Navalny, 47, fell unconscious and died on Friday after a walk at the “Polar Wolf” penal colony in the Arctic, where he was serving a three-decade sentence, the prison service said. There are still few details on why he died.
On Friday afternoon, Navalnaya appeared before an audience of leaders, diplomats and other officials at the Munich Security Conference, saying she had weighed coming out on stage or immediately leaving to be with the couple’s two children, Daria and Zakhar, deciding her husband would want her to speak.
If the news of his death was true, Navalnaya, 47, said, “I want Putin, his entire entourage, Putin’s friends, his government to know that they will bear responsibility for what they did to our country, to my family, to my husband”.
Hundreds arrested
Navalny’s sudden death was a crushing blow to many Russians, who had pinned their hopes for the future on Putin’s fiercest foe.
Navalny remained vocal in his unrelenting criticism of the Kremlin even after surviving a nerve agent poisoning and receiving multiple prison terms.
His death came a month before a presidential election in Russia that is widely expected to give Putin another six years in power.
Hundreds of people in dozens of Russian cities streamed to ad-hoc memorials and monuments to victims of political repressions with flowers and candles on Friday and Saturday to pay tribute to the politician.
In more than a dozen cities, police detained 366 people by Sunday night, according to the OVD-Info rights group that tracks political arrests and provides legal aid.
More than 200 arrests were made in St Petersburg, Russia’s second-largest city, the group said.
Among those detained there was Grigory Mikhnov-Voitenko, a priest of the Apostolic Orthodox Church – a religious group independent of the Russian Orthodox Church – who announced plans on social media to hold a memorial service for Navalny and was arrested on Saturday morning outside his home.
He was charged with organising a rally and placed in a holding cell in a police precinct, but was later hospitalised with a stroke, OVD-Info reported.
Courts in St Petersburg have ordered 42 of those detained on Friday to serve from one to six days in jail, while nine others were fined, court officials said late on Saturday.

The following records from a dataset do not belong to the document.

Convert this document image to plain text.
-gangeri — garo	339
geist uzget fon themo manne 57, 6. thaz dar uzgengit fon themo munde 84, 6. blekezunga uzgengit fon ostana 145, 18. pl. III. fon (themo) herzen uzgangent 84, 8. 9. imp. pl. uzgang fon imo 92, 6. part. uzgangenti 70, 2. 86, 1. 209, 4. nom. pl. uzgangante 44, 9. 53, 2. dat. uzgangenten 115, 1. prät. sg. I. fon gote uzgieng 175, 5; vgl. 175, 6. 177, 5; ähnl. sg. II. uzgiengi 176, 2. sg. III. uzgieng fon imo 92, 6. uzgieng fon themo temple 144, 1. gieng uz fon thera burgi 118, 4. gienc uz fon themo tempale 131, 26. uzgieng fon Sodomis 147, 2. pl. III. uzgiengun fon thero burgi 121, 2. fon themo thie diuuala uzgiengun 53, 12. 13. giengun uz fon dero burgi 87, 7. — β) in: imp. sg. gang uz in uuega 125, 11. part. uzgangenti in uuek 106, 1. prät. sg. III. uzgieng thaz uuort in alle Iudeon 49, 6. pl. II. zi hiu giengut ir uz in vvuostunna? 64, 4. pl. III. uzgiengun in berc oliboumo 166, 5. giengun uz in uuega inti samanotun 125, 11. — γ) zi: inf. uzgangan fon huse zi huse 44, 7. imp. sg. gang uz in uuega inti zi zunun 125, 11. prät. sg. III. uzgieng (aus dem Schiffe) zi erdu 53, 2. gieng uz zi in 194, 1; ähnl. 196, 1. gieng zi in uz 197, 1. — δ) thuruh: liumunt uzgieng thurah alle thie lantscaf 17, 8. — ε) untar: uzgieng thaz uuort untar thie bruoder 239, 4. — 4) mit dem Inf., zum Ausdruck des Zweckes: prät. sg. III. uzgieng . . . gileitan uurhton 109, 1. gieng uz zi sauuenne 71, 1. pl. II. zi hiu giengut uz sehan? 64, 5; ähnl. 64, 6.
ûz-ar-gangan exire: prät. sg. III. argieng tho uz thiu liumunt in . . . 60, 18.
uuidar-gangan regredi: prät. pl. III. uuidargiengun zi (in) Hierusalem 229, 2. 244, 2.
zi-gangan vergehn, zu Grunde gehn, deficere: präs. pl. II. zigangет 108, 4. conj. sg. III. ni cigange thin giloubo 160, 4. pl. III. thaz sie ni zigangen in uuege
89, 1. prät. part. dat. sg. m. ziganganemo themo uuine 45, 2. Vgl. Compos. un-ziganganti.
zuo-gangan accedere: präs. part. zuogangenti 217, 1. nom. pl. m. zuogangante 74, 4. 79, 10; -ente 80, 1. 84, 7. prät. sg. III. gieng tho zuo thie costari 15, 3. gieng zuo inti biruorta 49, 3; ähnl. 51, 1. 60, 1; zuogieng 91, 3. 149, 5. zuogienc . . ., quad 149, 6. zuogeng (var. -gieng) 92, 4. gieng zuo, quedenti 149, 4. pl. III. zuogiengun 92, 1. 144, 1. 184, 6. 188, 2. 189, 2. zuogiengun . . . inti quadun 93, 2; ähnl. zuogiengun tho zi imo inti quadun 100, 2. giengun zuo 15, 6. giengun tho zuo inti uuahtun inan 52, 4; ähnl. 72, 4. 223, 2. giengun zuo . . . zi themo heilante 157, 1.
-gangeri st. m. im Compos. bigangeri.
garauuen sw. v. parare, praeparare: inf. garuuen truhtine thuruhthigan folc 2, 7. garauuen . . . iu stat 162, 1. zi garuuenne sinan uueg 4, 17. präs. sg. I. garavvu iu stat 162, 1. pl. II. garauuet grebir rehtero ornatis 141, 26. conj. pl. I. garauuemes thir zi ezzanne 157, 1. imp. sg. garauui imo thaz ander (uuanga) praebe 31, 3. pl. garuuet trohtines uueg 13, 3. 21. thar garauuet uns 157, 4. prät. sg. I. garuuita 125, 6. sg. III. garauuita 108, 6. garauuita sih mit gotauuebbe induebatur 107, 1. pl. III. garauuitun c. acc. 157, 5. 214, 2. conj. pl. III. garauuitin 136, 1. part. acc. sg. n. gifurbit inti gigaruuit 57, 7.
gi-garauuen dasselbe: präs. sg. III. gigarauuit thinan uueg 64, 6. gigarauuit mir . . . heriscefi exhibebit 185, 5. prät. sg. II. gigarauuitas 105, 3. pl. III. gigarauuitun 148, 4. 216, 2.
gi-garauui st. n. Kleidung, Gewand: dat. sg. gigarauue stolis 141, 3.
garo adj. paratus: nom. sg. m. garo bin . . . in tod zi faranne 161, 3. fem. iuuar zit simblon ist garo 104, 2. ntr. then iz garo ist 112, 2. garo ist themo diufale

In Moscow, at least six people were ordered to serve 15 days in jail, according to OVD-Info.
Questions remain
Questions about the cause of death have lingered, and it remains unclear when the authorities may release Navalny’s body.
More than 12,000 people have submitted requests to the Russian government asking for the politician’s remains to be handed over to his relatives, OVD-Info said on Sunday.
Navalny’s team said Saturday that the politician was “murdered” and accused the authorities of deliberately stalling the release of the body, with Navalny’s mother and lawyers getting contradicting information from various institutions where they went in their quest to retrieve the body.
Russian authorities viewed Navalny and his supporters as extremists with links to the CIA intelligence agency in the United States, which they say is seeking to destabilise Russia. Navalny always dismissed accusations that he was a CIA asset.